Testimonies of the venetian painting are instead the Cristo Redentore of Paris Bordon, artist who works with Tiziano; il cenacolo con Sant’Apollinare e il beato Lorenzo Giustiniani of Matteo Ingoli from the venetian church of Sant’Aponal; the San Benedetto da Norcia (?) of Filippo da Verona; l’Annunciazione e Sant’Apollinare, diptych of the unknown artist. The exhibition itinerary goes on with an artistic dialogue with the venetian painting, still testified by the Martirio dei quattro Santi Coronati, a great altarpiece of Jacopo Ligozzi, a painter from Verona but he’s from Toscany by adoption, who works for over 20 years in the court of Medici with the Martirio dei santi Giacomo Minore e Filippo di Camillo Procaccini which opens to the painting from Bologna, together with the San Girolamo and the San Sebastiano from the Rhenish setting, and the Maddalena in meditazione from the emilian setting.
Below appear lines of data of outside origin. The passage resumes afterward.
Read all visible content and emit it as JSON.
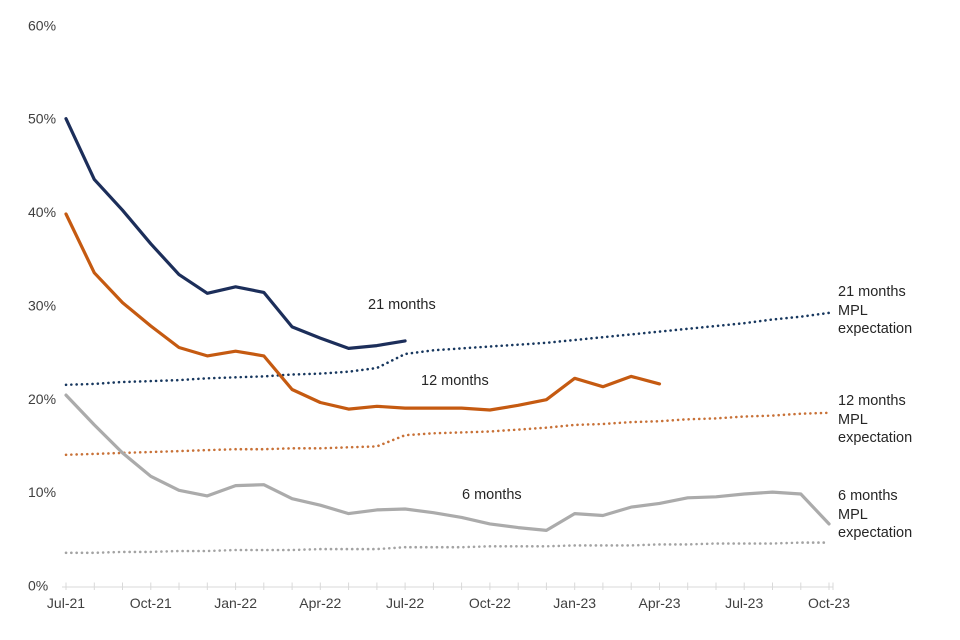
{
  "figure": {
    "background": "#FFFFFF"
  },
  "axis": {
    "axis_color": "#D9D9D9",
    "label_color": "#404040",
    "y_labels": [
      "0%",
      "10%",
      "20%",
      "30%",
      "40%",
      "50%",
      "60%"
    ],
    "x_labels": [
      "Jul-21",
      "Oct-21",
      "Jan-22",
      "Apr-22",
      "Jul-22",
      "Oct-22",
      "Jan-23",
      "Apr-23",
      "Jul-23",
      "Oct-23"
    ]
  },
  "annotations": {
    "label_21m": "21 months",
    "label_12m": "12 months",
    "label_6m": "6 months",
    "mpl_21m_lines": [
      "21 months",
      "MPL",
      "expectation"
    ],
    "mpl_12m_lines": [
      "12 months",
      "MPL",
      "expectation"
    ],
    "mpl_6m_lines": [
      "6 months",
      "MPL",
      "expectation"
    ]
  },
  "chart_data": {
    "type": "line",
    "title": "",
    "xlabel": "",
    "ylabel": "",
    "ylim": [
      0,
      60
    ],
    "y_tick_step": 10,
    "y_tick_format": "percent",
    "grid": false,
    "legend_position": "inline-right-annotations",
    "x": [
      "Jul-21",
      "Aug-21",
      "Sep-21",
      "Oct-21",
      "Nov-21",
      "Dec-21",
      "Jan-22",
      "Feb-22",
      "Mar-22",
      "Apr-22",
      "May-22",
      "Jun-22",
      "Jul-22",
      "Aug-22",
      "Sep-22",
      "Oct-22",
      "Nov-22",
      "Dec-22",
      "Jan-23",
      "Feb-23",
      "Mar-23",
      "Apr-23",
      "May-23",
      "Jun-23",
      "Jul-23",
      "Aug-23",
      "Sep-23",
      "Oct-23"
    ],
    "x_tick_labels": [
      "Jul-21",
      "Oct-21",
      "Jan-22",
      "Apr-22",
      "Jul-22",
      "Oct-22",
      "Jan-23",
      "Apr-23",
      "Jul-23",
      "Oct-23"
    ],
    "series": [
      {
        "name": "21 months",
        "line_style": "solid",
        "color": "#1C2E5A",
        "values": [
          50,
          43.5,
          40.2,
          36.6,
          33.3,
          31.3,
          32.0,
          31.4,
          27.7,
          26.5,
          25.4,
          25.7,
          26.2,
          null,
          null,
          null,
          null,
          null,
          null,
          null,
          null,
          null,
          null,
          null,
          null,
          null,
          null,
          null
        ]
      },
      {
        "name": "12 months",
        "line_style": "solid",
        "color": "#C55A11",
        "values": [
          39.8,
          33.5,
          30.3,
          27.8,
          25.5,
          24.6,
          25.1,
          24.6,
          21.0,
          19.6,
          18.9,
          19.2,
          19.0,
          19.0,
          19.0,
          18.8,
          19.3,
          19.9,
          22.2,
          21.3,
          22.4,
          21.6,
          null,
          null,
          null,
          null,
          null,
          null
        ]
      },
      {
        "name": "6 months",
        "line_style": "solid",
        "color": "#ABABAB",
        "values": [
          20.4,
          17.2,
          14.2,
          11.7,
          10.2,
          9.6,
          10.7,
          10.8,
          9.3,
          8.6,
          7.7,
          8.1,
          8.2,
          7.8,
          7.3,
          6.6,
          6.2,
          5.9,
          7.7,
          7.5,
          8.4,
          8.8,
          9.4,
          9.5,
          9.8,
          10.0,
          9.8,
          6.6
        ]
      },
      {
        "name": "21 months MPL expectation",
        "line_style": "dotted",
        "color": "#17375E",
        "values": [
          21.5,
          21.6,
          21.8,
          21.9,
          22.0,
          22.2,
          22.3,
          22.4,
          22.6,
          22.7,
          22.9,
          23.3,
          24.8,
          25.2,
          25.4,
          25.6,
          25.8,
          26.0,
          26.3,
          26.6,
          26.9,
          27.2,
          27.5,
          27.8,
          28.1,
          28.5,
          28.8,
          29.2
        ]
      },
      {
        "name": "12 months MPL expectation",
        "line_style": "dotted",
        "color": "#C87137",
        "values": [
          14.0,
          14.1,
          14.2,
          14.3,
          14.4,
          14.5,
          14.6,
          14.6,
          14.7,
          14.7,
          14.8,
          14.9,
          16.1,
          16.3,
          16.4,
          16.5,
          16.7,
          16.9,
          17.2,
          17.3,
          17.5,
          17.6,
          17.8,
          17.9,
          18.1,
          18.2,
          18.4,
          18.5
        ]
      },
      {
        "name": "6 months MPL expectation",
        "line_style": "dotted",
        "color": "#A3A3A3",
        "values": [
          3.5,
          3.5,
          3.6,
          3.6,
          3.7,
          3.7,
          3.8,
          3.8,
          3.8,
          3.9,
          3.9,
          3.9,
          4.1,
          4.1,
          4.1,
          4.2,
          4.2,
          4.2,
          4.3,
          4.3,
          4.3,
          4.4,
          4.4,
          4.5,
          4.5,
          4.5,
          4.6,
          4.6
        ]
      }
    ]
  }
}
The Allegoria dell’Abbondanza, attributed to the plant life’s Master and the Apollo e Dafne, a Baroque work of art of Cecco Bravo, they represent two elements of uniqueness for the quality of the pictorial profane representation.
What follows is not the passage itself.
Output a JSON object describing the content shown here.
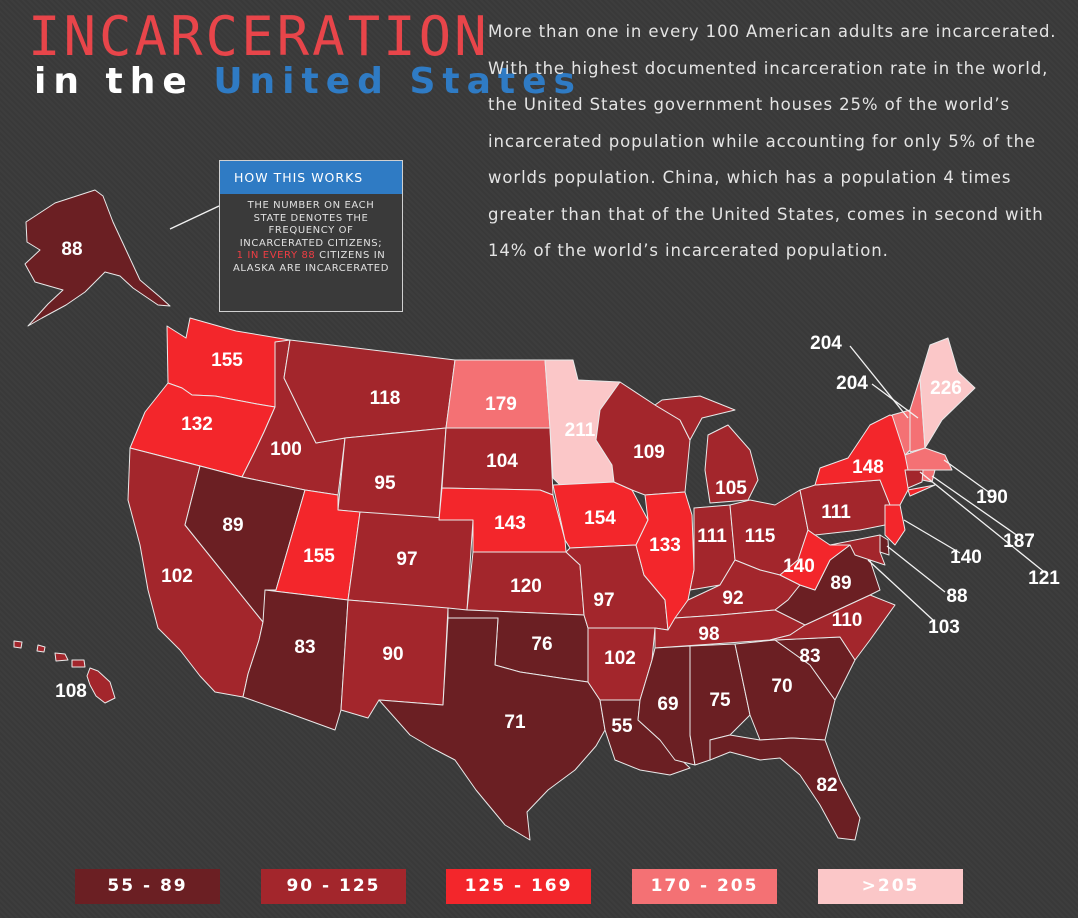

In the last exhibition hall it is recreated the group of the big altarpiece from the Church of San Romualdo of the Monastery of Classe; in the central position there’s the major altarpiece of Guercino with San Romualdo combined with San Benedetto of Carlo Cignani and Santi Bartolomeo e Severo in gloria of Marcantonio Franceschini. Concerning the painting of Guercino is the San Giovanni Evangelista of Alessandro Tiarini, which, at the moment of the delivering at the museum, was considered the work of the San Romualdo’s artist. The exhibition ends with the Crocifissione con i Santi Vitale e Apollinare of Arcangelo Resani, work that, even if it still preserves connections with the bolognese and venetian figurative models of the 600, it is directed at the seventeenth century.